Career NFL statistics
- Field goals made: 120
- Field goal attempts: 163
- Field goal %: 73.6
- Longest field goal: 54
- Stats at Pro Football Reference

= Paul McFadden =

American football player (born 1961)

Paul McFadden (born September 24, 1961) is an American former professional football player who was a placekicker in the National Football League (NFL). He gained recognition at the collegiate level as a kicker at Youngstown State University. McFadden became widely known for his barefooted kicking style.

He made his professional debut with the Philadelphia Eagles in 1984. That season he led the NFL in field goals kicked (30), was named NFC Rookie of the Year, and voted Co-MVP of the Eagles by his teammates. He repeated as Co-MVP of the Eagles in 1985, and remained with the team until 1987. He spent his final years in the NFL with the New York Giants (1988) and Atlanta Falcons (1989), respectively. His final NFL game was on 5 November 1989.

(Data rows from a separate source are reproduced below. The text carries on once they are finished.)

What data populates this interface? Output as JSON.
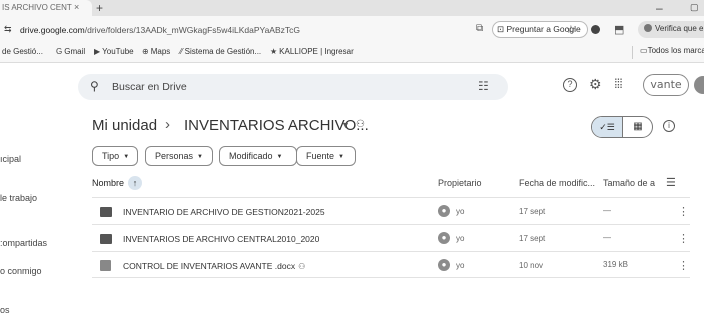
{
  "browser": {
    "tab_title": "IS ARCHIVO CENT",
    "tab_close": "×",
    "new_tab": "+",
    "url_host": "drive.google.com",
    "url_path": "/drive/folders/13AADk_mWGkagFs5w4iLKdaPYaABzTcG",
    "ask_google": "Preguntar a Google",
    "verify_label": "Verifica que eres tú",
    "minimize": "–",
    "maximize": "▢"
  },
  "bookmarks": {
    "items": [
      {
        "icon": "",
        "label": "de Gestió..."
      },
      {
        "icon": "G",
        "label": "Gmail"
      },
      {
        "icon": "▶",
        "label": "YouTube"
      },
      {
        "icon": "⊕",
        "label": "Maps"
      },
      {
        "icon": "⁄⁄",
        "label": "Sistema de Gestión..."
      },
      {
        "icon": "★",
        "label": "KALLIOPE | Ingresar"
      }
    ],
    "all_label": "Todos los marcad"
  },
  "drive": {
    "search_placeholder": "Buscar en Drive",
    "logo_text": "vante",
    "sidebar": [
      "ıcipal",
      "le trabajo",
      ":ompartidas",
      "o conmigo",
      "os"
    ],
    "breadcrumb": {
      "root": "Mi unidad",
      "current": "INVENTARIOS ARCHIVO..."
    },
    "filters": [
      "Tipo",
      "Personas",
      "Modificado",
      "Fuente"
    ],
    "columns": {
      "name": "Nombre",
      "owner": "Propietario",
      "modified": "Fecha de modific...",
      "size": "Tamaño de a"
    },
    "files": [
      {
        "type": "folder",
        "name": "INVENTARIO DE ARCHIVO DE GESTION2021-2025",
        "shared": false,
        "owner": "yo",
        "modified": "17 sept",
        "size": "—"
      },
      {
        "type": "folder",
        "name": "INVENTARIOS DE ARCHIVO CENTRAL2010_2020",
        "shared": false,
        "owner": "yo",
        "modified": "17 sept",
        "size": "—"
      },
      {
        "type": "docx",
        "name": "CONTROL DE INVENTARIOS AVANTE .docx",
        "shared": true,
        "owner": "yo",
        "modified": "10 nov",
        "size": "319 kB"
      }
    ]
  }
}
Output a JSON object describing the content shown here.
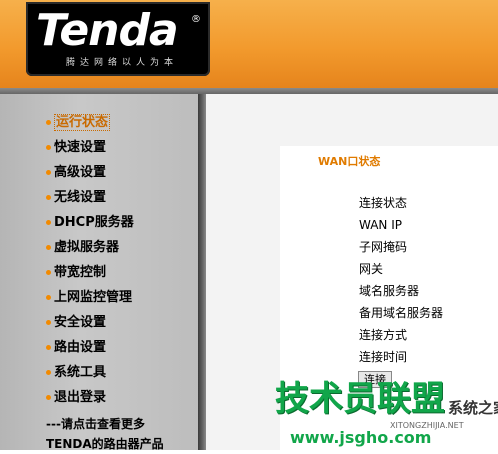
{
  "header": {
    "logo_text": "Tenda",
    "logo_reg": "®",
    "slogan": "腾达网络以人为本"
  },
  "nav": {
    "items": [
      {
        "label": "运行状态",
        "active": true
      },
      {
        "label": "快速设置"
      },
      {
        "label": "高级设置"
      },
      {
        "label": "无线设置"
      },
      {
        "label": "DHCP服务器"
      },
      {
        "label": "虚拟服务器"
      },
      {
        "label": "带宽控制"
      },
      {
        "label": "上网监控管理"
      },
      {
        "label": "安全设置"
      },
      {
        "label": "路由设置"
      },
      {
        "label": "系统工具"
      },
      {
        "label": "退出登录"
      }
    ],
    "footer_line1": "---请点击查看更多",
    "footer_line2": "TENDA的路由器产品"
  },
  "main": {
    "panel_title": "WAN口状态",
    "status_labels": [
      "连接状态",
      "WAN IP",
      "子网掩码",
      "网关",
      "域名服务器",
      "备用域名服务器",
      "连接方式",
      "连接时间"
    ],
    "connect_button": "连接"
  },
  "watermark": {
    "big": "技术员联盟",
    "small": "系统之家",
    "sub": "XITONGZHIJIA.NET",
    "url": "www.jsgho.com"
  },
  "colors": {
    "header_orange": "#f29a2d",
    "nav_bullet": "#f28a00",
    "panel_title": "#e07b00",
    "watermark_green": "#11a64a"
  }
}
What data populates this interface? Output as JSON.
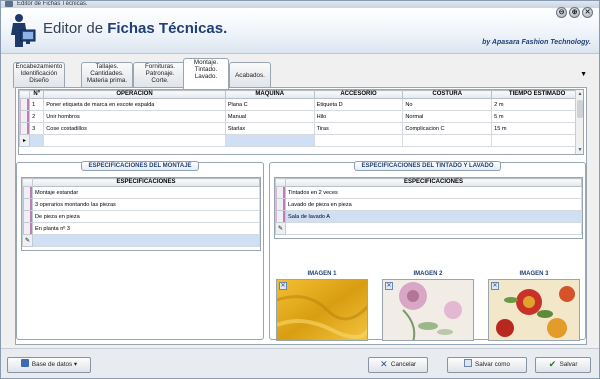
{
  "window": {
    "title": "Editor de Fichas Técnicas."
  },
  "header": {
    "title_prefix": "Editor de ",
    "title_bold": "Fichas Técnicas.",
    "byline": "by Apasara Fashion Technology.",
    "window_buttons": [
      "⊖",
      "⊕",
      "✕"
    ]
  },
  "tabs": [
    {
      "label": "Encabezamiento\nIdentificación\nDiseño"
    },
    {
      "label": "Tallajes.\nCantidades.\nMateria prima."
    },
    {
      "label": "Fornituras.\nPatronaje.\nCorte."
    },
    {
      "label": "Montaje.\nTintado.\nLavado."
    },
    {
      "label": "Acabados."
    }
  ],
  "tab_menu_icon": "▼",
  "operations_grid": {
    "headers": [
      "Nº",
      "OPERACION",
      "MAQUINA",
      "ACCESORIO",
      "COSTURA",
      "TIEMPO ESTIMADO"
    ],
    "rows": [
      [
        "1",
        "Poner etiqueta de marca en escote espalda",
        "Plana C",
        "Etiqueta D",
        "No",
        "2 m"
      ],
      [
        "2",
        "Unir hombros",
        "Manual",
        "Hilo",
        "Normal",
        "5 m"
      ],
      [
        "3",
        "Cose costadillos",
        "Starlax",
        "Tiras",
        "Complicacion C",
        "15 m"
      ]
    ]
  },
  "montaje": {
    "title": "ESPECIFICACIONES DEL MONTAJE",
    "header": "ESPECIFICACIONES",
    "rows": [
      "Montaje estandar",
      "3 operarios montando las piezas",
      "De pieza en pieza",
      "En planta nº 3"
    ]
  },
  "tintado": {
    "title": "ESPECIFICACIONES DEL TINTADO Y LAVADO",
    "header": "ESPECIFICACIONES",
    "rows": [
      "Tintados en 2 veces",
      "Lavado de pieza en pieza",
      "Sala de lavado A"
    ]
  },
  "images": [
    {
      "label": "IMAGEN 1"
    },
    {
      "label": "IMAGEN 2"
    },
    {
      "label": "IMAGEN 3"
    }
  ],
  "buttons": {
    "database": "Base de datos",
    "cancel": "Cancelar",
    "save_as": "Salvar como",
    "save": "Salvar"
  },
  "colors": {
    "accent": "#1f3f75",
    "selection": "#cfe0f5"
  }
}
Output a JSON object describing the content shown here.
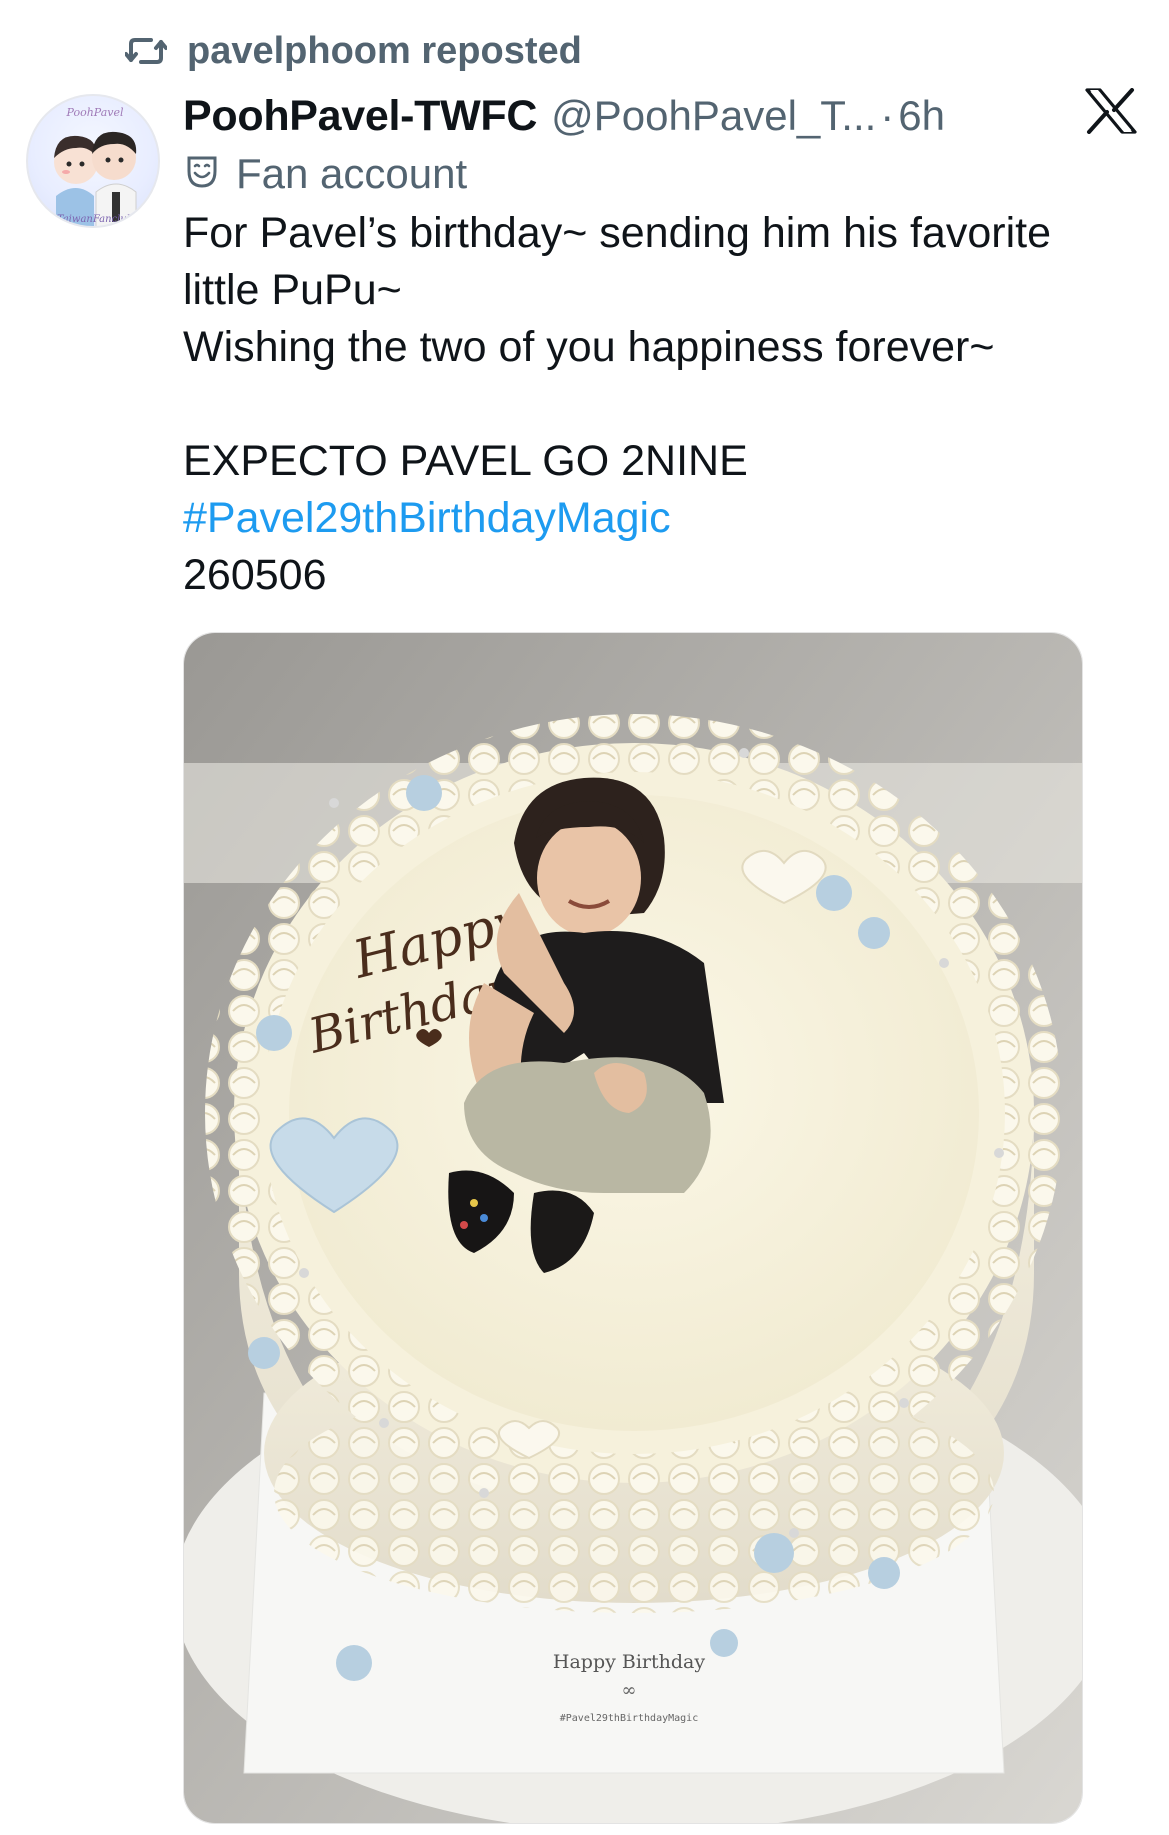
{
  "repost": {
    "label": "pavelphoom reposted",
    "icon": "repost-icon"
  },
  "author": {
    "avatar": "avatar",
    "display_name": "PoohPavel-TWFC",
    "handle": "@PoohPavel_T...",
    "separator": "·",
    "time": "6h",
    "badge_icon": "theater-mask-icon",
    "badge_label": "Fan account",
    "avatar_text_top": "PoohPavel",
    "avatar_text_bottom": "TaiwanFanclub"
  },
  "platform": {
    "logo_icon": "x-logo-icon"
  },
  "tweet": {
    "line1": "For Pavel’s birthday~ sending him his favorite",
    "line2": "little PuPu~",
    "line3": "Wishing the two of you happiness forever~",
    "line4": "EXPECTO PAVEL GO 2NINE",
    "hashtag": "#Pavel29thBirthdayMagic",
    "line5": "260506"
  },
  "media": {
    "cake_text_happy": "Happy",
    "cake_text_birthday": "Birthday",
    "board_text": "Happy Birthday",
    "board_hashtag": "#Pavel29thBirthdayMagic"
  },
  "colors": {
    "hashtag": "#1d9bf0",
    "secondary_text": "#536471",
    "primary_text": "#0f1419"
  }
}
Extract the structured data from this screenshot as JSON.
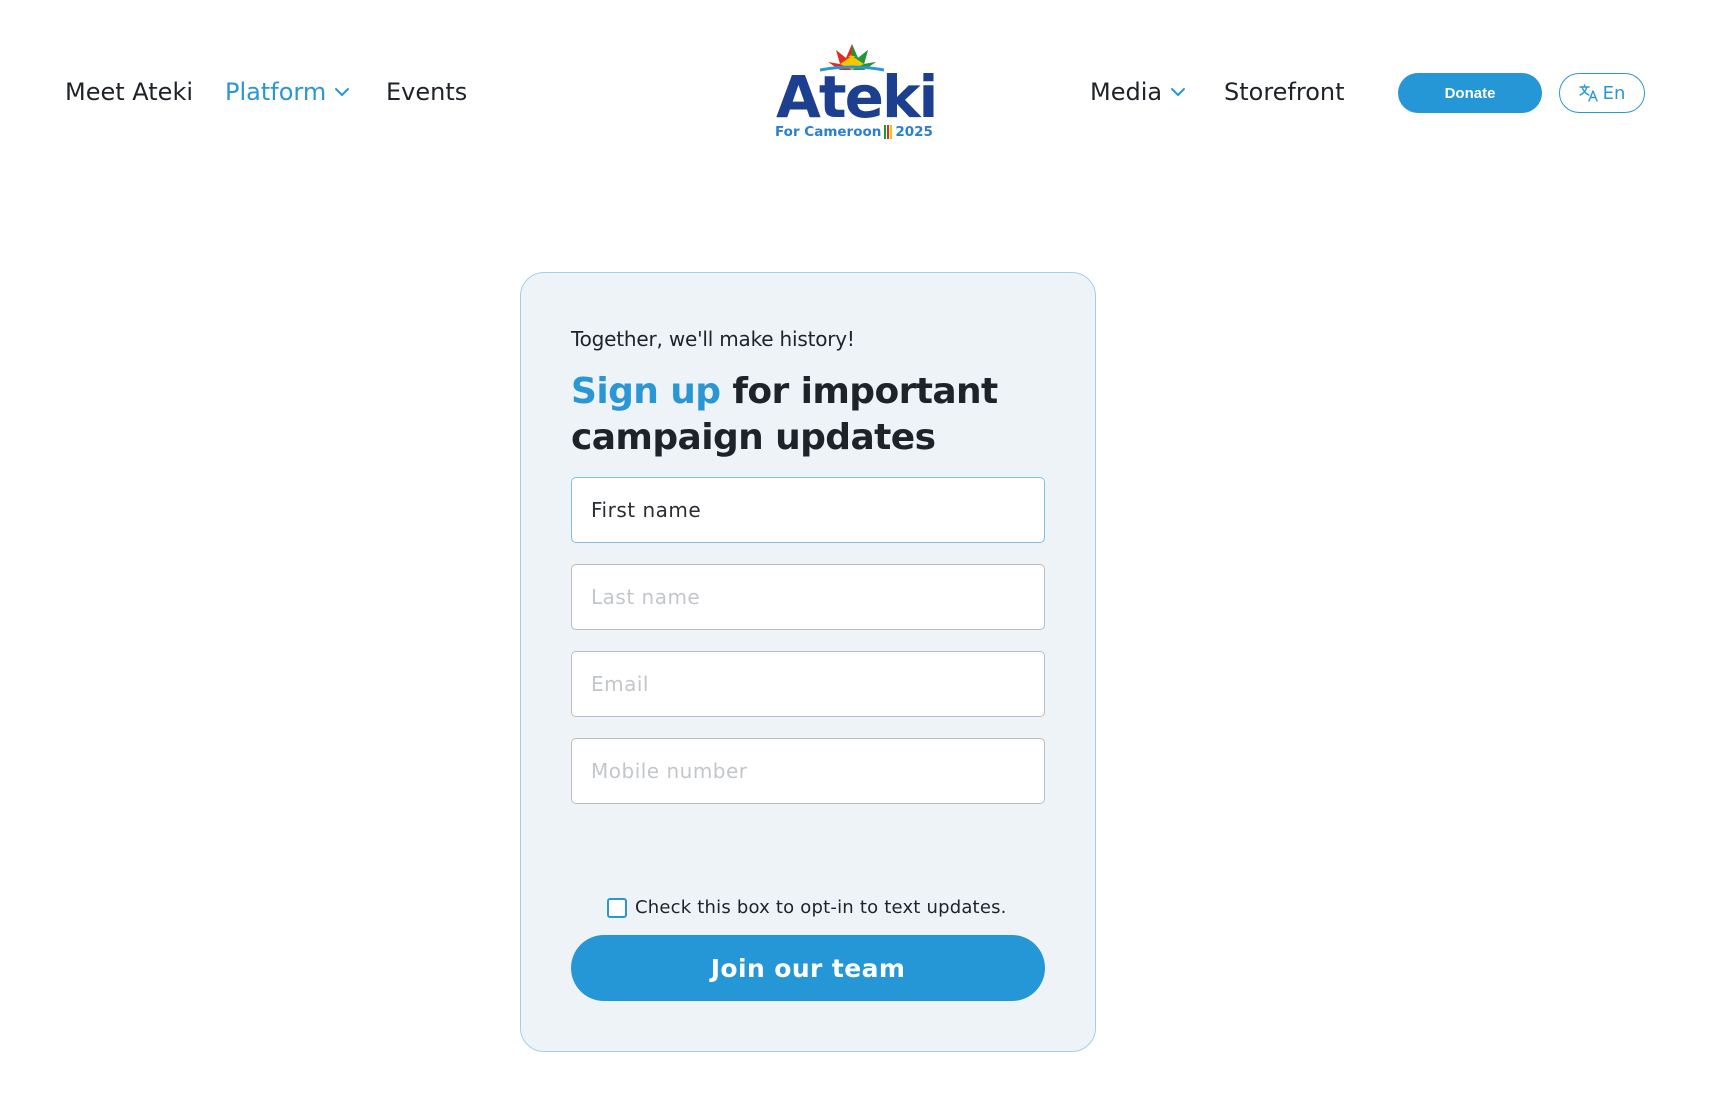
{
  "nav": {
    "left": [
      {
        "label": "Meet Ateki"
      },
      {
        "label": "Platform"
      },
      {
        "label": "Events"
      }
    ],
    "right": [
      {
        "label": "Media"
      },
      {
        "label": "Storefront"
      }
    ],
    "donate_label": "Donate",
    "language_label": "En"
  },
  "logo": {
    "word": "Ateki",
    "subtitle": "For Cameroon",
    "year": "2025"
  },
  "signup": {
    "kicker": "Together, we'll make history!",
    "headline_accent": "Sign up",
    "headline_rest": " for important campaign updates",
    "fields": {
      "first_name_placeholder": "First name",
      "last_name_placeholder": "Last name",
      "email_placeholder": "Email",
      "mobile_placeholder": "Mobile number"
    },
    "optin_label": "Check this box to opt-in to text updates.",
    "submit_label": "Join our team"
  },
  "colors": {
    "accent": "#2596d6",
    "card_background": "#eef3f7",
    "card_border": "#9fd0ec",
    "text": "#1f2329"
  }
}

After ending his career as a professional football player, McFadden returned to Youngstown, where he served as director of athletic development from 1993 to 2002 and Chief Development Officer from 2002 to 2011 at Youngstown State University. In 2011, he was appointed as President of the Youngstown State University Foundation. He currently resides in northeastern Ohio.

He earned a BA in history from Youngstown State University in 1992, and a MA from Saint Mary's University of Minnesota in 2000.